Many investors are looking for a secure way to grow their discretionary income and realise returns that surpass the traditional savings account or certificate of deposit (CD). At the same time, they want to avoid the volatility of the stock market, and one of their most popular choices is to invest in savings bonds.
Deciding which type of savings bond is best for you
If this financial instrument is something you would like to pursue, begin by noting whether the investment you are considering carries a fixed rate or a floating rate, because the difference can be substantial. For example, fixed rate bonds will provide a certain amount of security, but the interest rate will not be changed to adjust for inflation or any other significant financial factor. Conversely, if you have a floating savings bond, the interest rate will change periodically, and at times, this is to the bondholder's advantage.
Benefits of buying a fixed rate bond
Having a fixed rate bond rather than a floating rate bond can prove to be beneficial. Often, the interest rate is announced in May and November, and you will have some idea of what can be expected during those six months. Also, once you invest in a fixed rate bond, it will continue to earn the specified amount, and there are no exceptions. However, you cannot add to the amount you invest when purchasing the bond.
In cases where your total savings exceed £4,000, fixed rate bonds can provide you with some additional flexibility. For example, you have the option of locking up 25% to 50% of your funds in savings bonds and putting the balance in a savings account that you can access instantly. Also, all savings administered by a banking group are guaranteed by the government, up to £85,000.
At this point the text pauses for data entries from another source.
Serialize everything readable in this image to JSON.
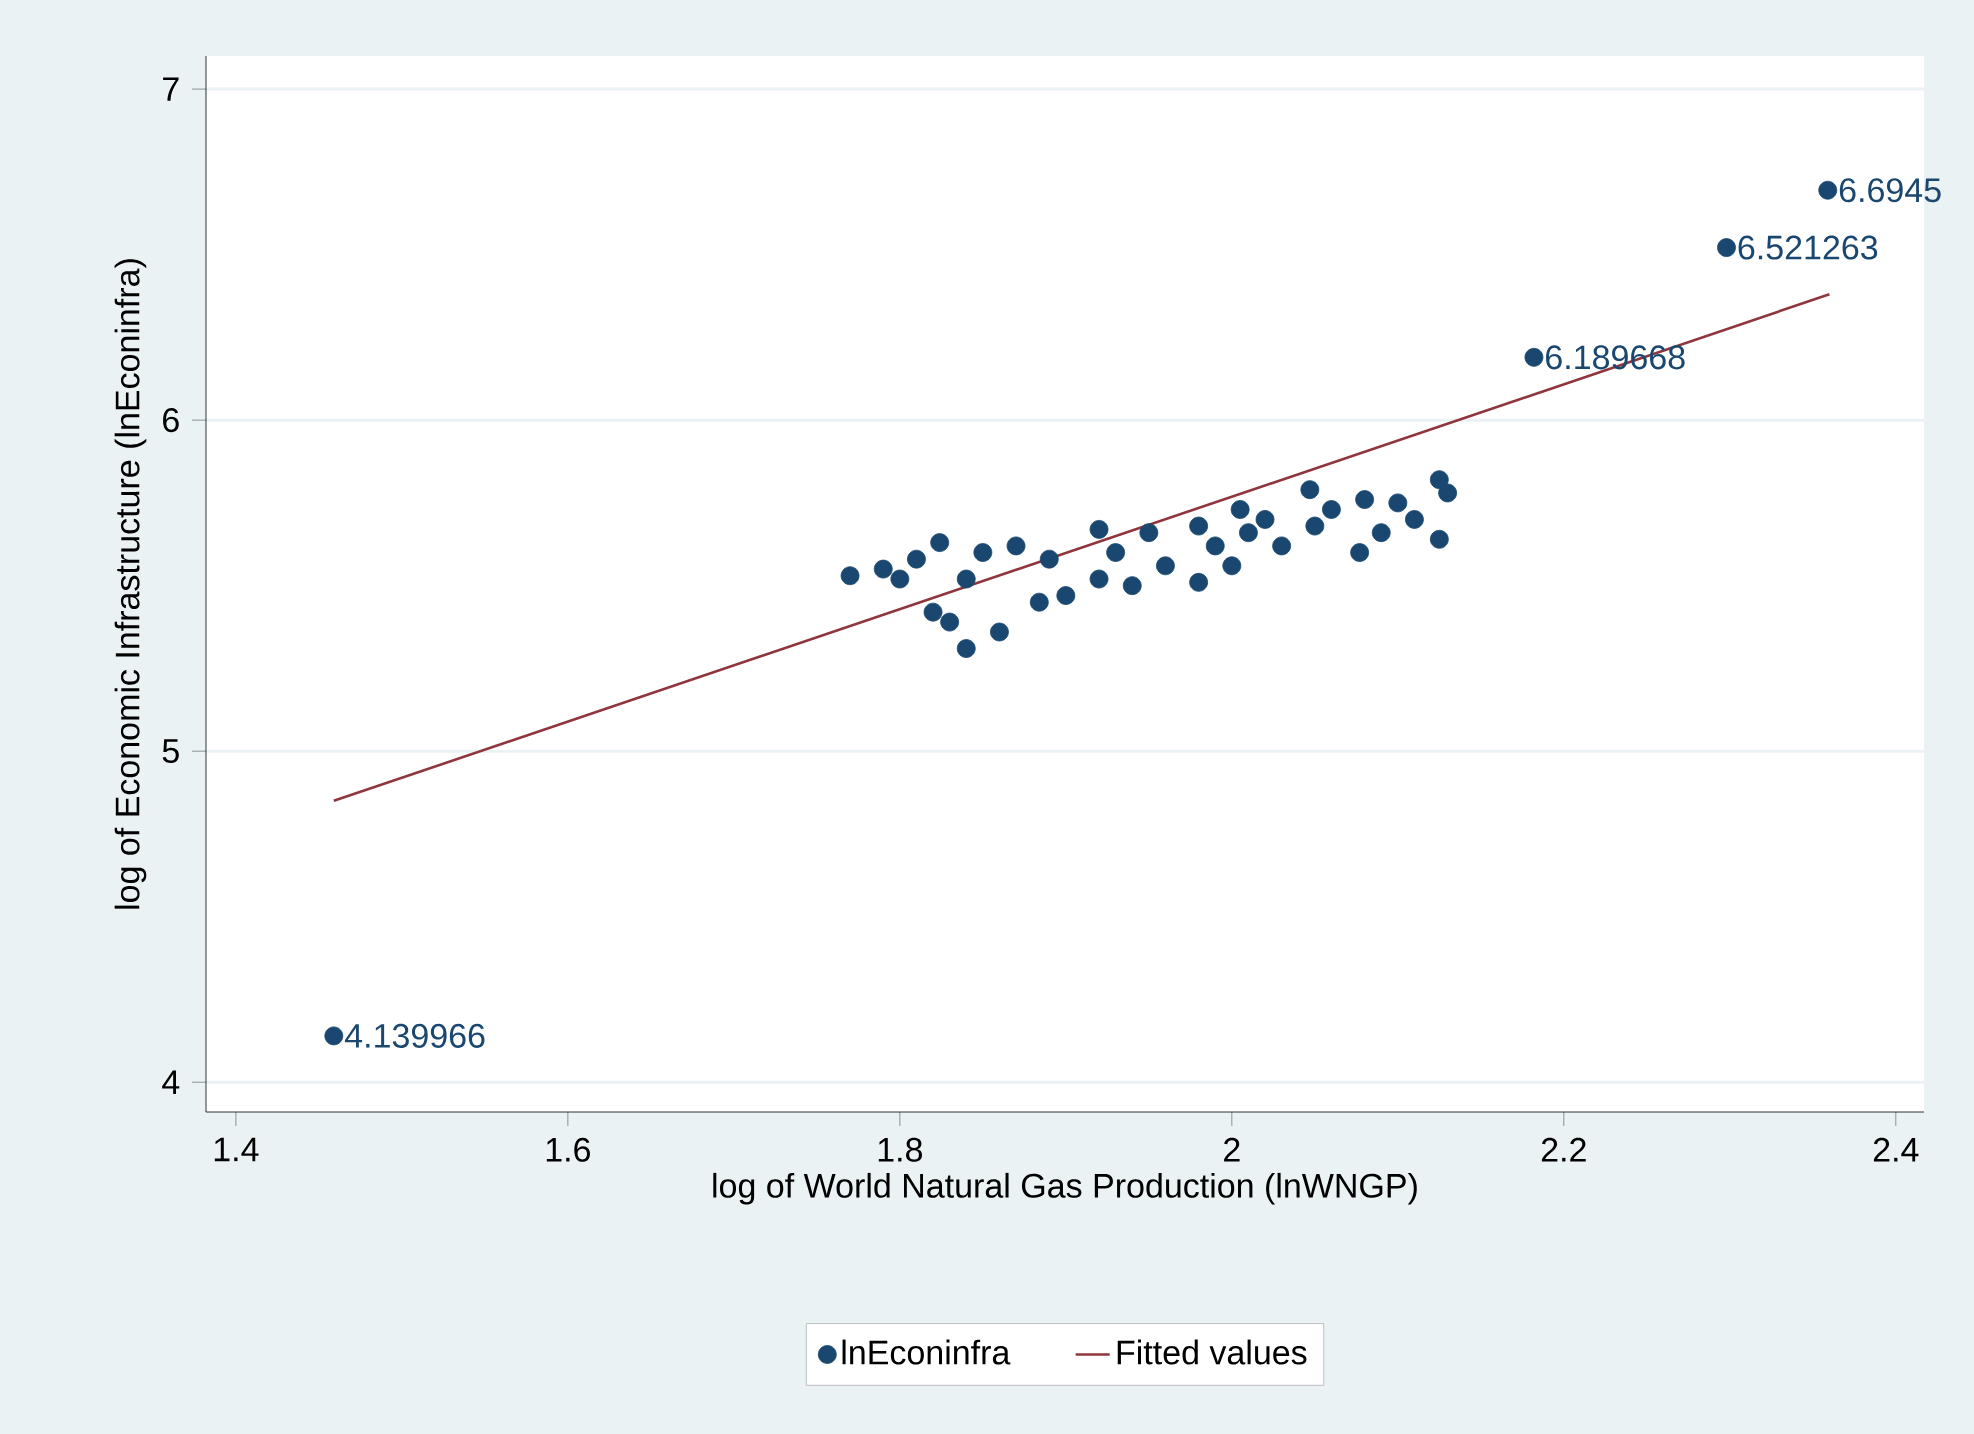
{
  "chart_data": {
    "type": "scatter",
    "xlabel": "log of World Natural Gas Production (lnWNGP)",
    "ylabel": "log of Economic Infrastructure (lnEconinfra)",
    "xlim": [
      1.382,
      2.417
    ],
    "ylim": [
      3.91,
      7.1
    ],
    "xticks": [
      1.4,
      1.6,
      1.8,
      2,
      2.2,
      2.4
    ],
    "yticks": [
      4,
      5,
      6,
      7
    ],
    "grid": "y",
    "legend": "bottom",
    "series": [
      {
        "name": "lnEconinfra",
        "marker": "circle",
        "color": "#1a476f",
        "x": [
          1.459,
          1.77,
          1.79,
          1.8,
          1.81,
          1.824,
          1.82,
          1.83,
          1.84,
          1.84,
          1.85,
          1.86,
          1.87,
          1.884,
          1.89,
          1.9,
          1.92,
          1.92,
          1.93,
          1.94,
          1.95,
          1.96,
          1.98,
          1.98,
          1.99,
          2.005,
          2.0,
          2.01,
          2.02,
          2.03,
          2.047,
          2.05,
          2.06,
          2.077,
          2.08,
          2.09,
          2.1,
          2.11,
          2.125,
          2.125,
          2.13,
          2.182,
          2.298,
          2.359
        ],
        "values": [
          4.139966,
          5.53,
          5.55,
          5.52,
          5.58,
          5.63,
          5.42,
          5.39,
          5.31,
          5.52,
          5.6,
          5.36,
          5.62,
          5.45,
          5.58,
          5.47,
          5.67,
          5.52,
          5.6,
          5.5,
          5.66,
          5.56,
          5.51,
          5.68,
          5.62,
          5.73,
          5.56,
          5.66,
          5.7,
          5.62,
          5.79,
          5.68,
          5.73,
          5.6,
          5.76,
          5.66,
          5.75,
          5.7,
          5.82,
          5.64,
          5.78,
          6.189668,
          6.521263,
          6.6945
        ],
        "value_labels": [
          "4.139966",
          null,
          null,
          null,
          null,
          null,
          null,
          null,
          null,
          null,
          null,
          null,
          null,
          null,
          null,
          null,
          null,
          null,
          null,
          null,
          null,
          null,
          null,
          null,
          null,
          null,
          null,
          null,
          null,
          null,
          null,
          null,
          null,
          null,
          null,
          null,
          null,
          null,
          null,
          null,
          null,
          "6.189668",
          "6.521263",
          "6.6945"
        ]
      },
      {
        "name": "Fitted values",
        "type": "line",
        "color": "#90353b",
        "x": [
          1.459,
          2.36
        ],
        "values": [
          4.85,
          6.38
        ]
      }
    ]
  }
}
Setting interest rates for savings bonds
As a rule, the Secretary of the Treasury determines the interest rates on every type of bond, and in some cases, someone else who specialises in this area may be designated to establish those rates as well. Note that fixed rate bonds usually offer a higher interest rate than traditional savings accounts, and you will benefit from purchasing them if interest rates fall.
Where you can buy savings bonds
They can be purchased from most banks and building societies in the UK, and generally speaking, the interest rates offered by the latter group are preferable. Also, since the competition has increased recently, you will find that more than 100 different savings bonds are available for your consideration.